Success Story: She overcame a disability to become an entrepreneur in Burkina Faso: Meet Bibata Traoré

“Previously, it was unimaginable for a woman to think that, like a man, she could raise poultry to sell for income. But today, things are changing,” says Bibata Traoré, from the village of Ouahabou in Burkina Faso. At the age of 44, this mother of five worked selling flour and ground peanuts to help her husband cover health care and education costs for their children. Now, thanks to her hard work and Tanager’s expertise, she has overcome a disability to become an entrepreneur.

Once introduced to the SELEVER project – implemented by Tanager’s experts in Burkina Faso – Bibata began attending poultry, gender, and nutrition trainings despite being hard of hearing. Bibata overcame her disability by using her husband’s phone to record sessions, which she would play back for her family in the evenings, seeking clarity from her sister who also participated in the trainings.

SELEVER was designed to help women like Bibata improve their social and economic status through poultry farming, while also improving nutrition in farming communities. The project works to provide women with everything they need to be successful poultry farmers including feed, vaccinations, and finance. The project also conducts trainings with women and men to change social norms around women’s entrepreneurship and place in the household.

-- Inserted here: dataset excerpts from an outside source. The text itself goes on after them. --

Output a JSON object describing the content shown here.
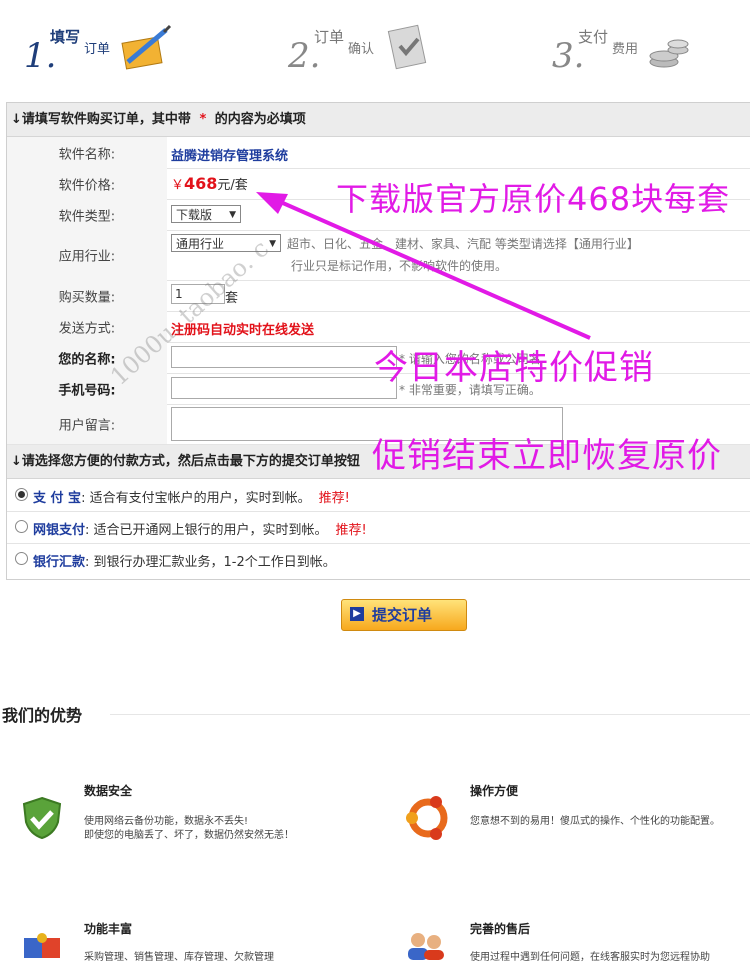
{
  "steps": [
    {
      "num": "1.",
      "title_a": "填写",
      "title_b": "订单"
    },
    {
      "num": "2.",
      "title_a": "订单",
      "title_b": "确认"
    },
    {
      "num": "3.",
      "title_a": "支付",
      "title_b": "费用"
    }
  ],
  "order_section": {
    "header_prefix": "↓请填写软件购买订单，其中带",
    "header_star": "*",
    "header_suffix": "的内容为必填项"
  },
  "fields": {
    "software_name": {
      "label": "软件名称:",
      "value": "益腾进销存管理系统"
    },
    "software_price": {
      "label": "软件价格:",
      "currency": "￥",
      "amount": "468",
      "unit": "元/套"
    },
    "software_type": {
      "label": "软件类型:",
      "selected": "下载版"
    },
    "industry": {
      "label": "应用行业:",
      "selected": "通用行业",
      "hint_line1": "超市、日化、五金、建材、家具、汽配 等类型请选择【通用行业】",
      "hint_line2": "行业只是标记作用，不影响软件的使用。"
    },
    "quantity": {
      "label": "购买数量:",
      "value": "1",
      "unit": "套"
    },
    "delivery": {
      "label": "发送方式:",
      "value": "注册码自动实时在线发送"
    },
    "your_name": {
      "label": "您的名称:",
      "hint": "* 请输入您的名称或公司名"
    },
    "phone": {
      "label": "手机号码:",
      "hint": "* 非常重要，请填写正确。"
    },
    "message": {
      "label": "用户留言:"
    }
  },
  "payment_section": {
    "header": "↓请选择您方便的付款方式，然后点击最下方的提交订单按钮",
    "options": [
      {
        "name": "支 付 宝",
        "desc": ": 适合有支付宝帐户的用户，实时到帐。",
        "badge": "推荐!",
        "selected": true
      },
      {
        "name": "网银支付",
        "desc": ": 适合已开通网上银行的用户，实时到帐。",
        "badge": "推荐!",
        "selected": false
      },
      {
        "name": "银行汇款",
        "desc": ": 到银行办理汇款业务，1-2个工作日到帐。",
        "badge": "",
        "selected": false
      }
    ]
  },
  "submit_label": "提交订单",
  "advantages": {
    "title": "我们的优势",
    "items": [
      {
        "title": "数据安全",
        "line1": "使用网络云备份功能，数据永不丢失!",
        "line2": "即使您的电脑丢了、坏了，数据仍然安然无恙！"
      },
      {
        "title": "操作方便",
        "line1": "您意想不到的易用！傻瓜式的操作、个性化的功能配置。",
        "line2": ""
      },
      {
        "title": "功能丰富",
        "line1": "采购管理、销售管理、库存管理、欠款管理",
        "line2": ""
      },
      {
        "title": "完善的售后",
        "line1": "使用过程中遇到任何问题，在线客服实时为您远程协助",
        "line2": ""
      }
    ]
  },
  "promo": {
    "line1": "下载版官方原价468块每套",
    "line2": "今日本店特价促销",
    "line3": "促销结束立即恢复原价"
  },
  "watermark": "1000u. taobao. c",
  "colors": {
    "promo": "#e11ae6",
    "price": "#e2121a",
    "link_blue": "#1f3d9e",
    "header_bg": "#ececec"
  }
}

For Bibata, the training was very rewarding, and she understood that raising poultry could be an income generating opportunity for her family. Beginning with one bird she purchased for 1,750 CFA (about $3 USD), Bibata began expanding her flock while following recommended vaccination regiments. With the help of her husband (which demonstrates buy-in from the men in this community, a key outcome of SELEVER), she had two coops built. For her, “poultry houses have several advantages; in addition to protecting my poultry against certain avian diseases, they allow me to control the feeding of chickens and the water they drink. They also prevent chicks from being exposed to hawks.”

Thanks to Bibata’s adoption of these recommended practices, her flock has increased from one hen to over 100 birds. To diversify her income streams, Bibata sold a portion of her flock to invest in other livestock. “After six months, I sold one of the goats. By adding a little money, I was able to buy another goat. The first goat is pregnant again” she says, with a smile she has trouble hiding. Starting with just one hen, Bibata built a thriving household enterprise that promises to increase her family’s income and has inspired her family and community.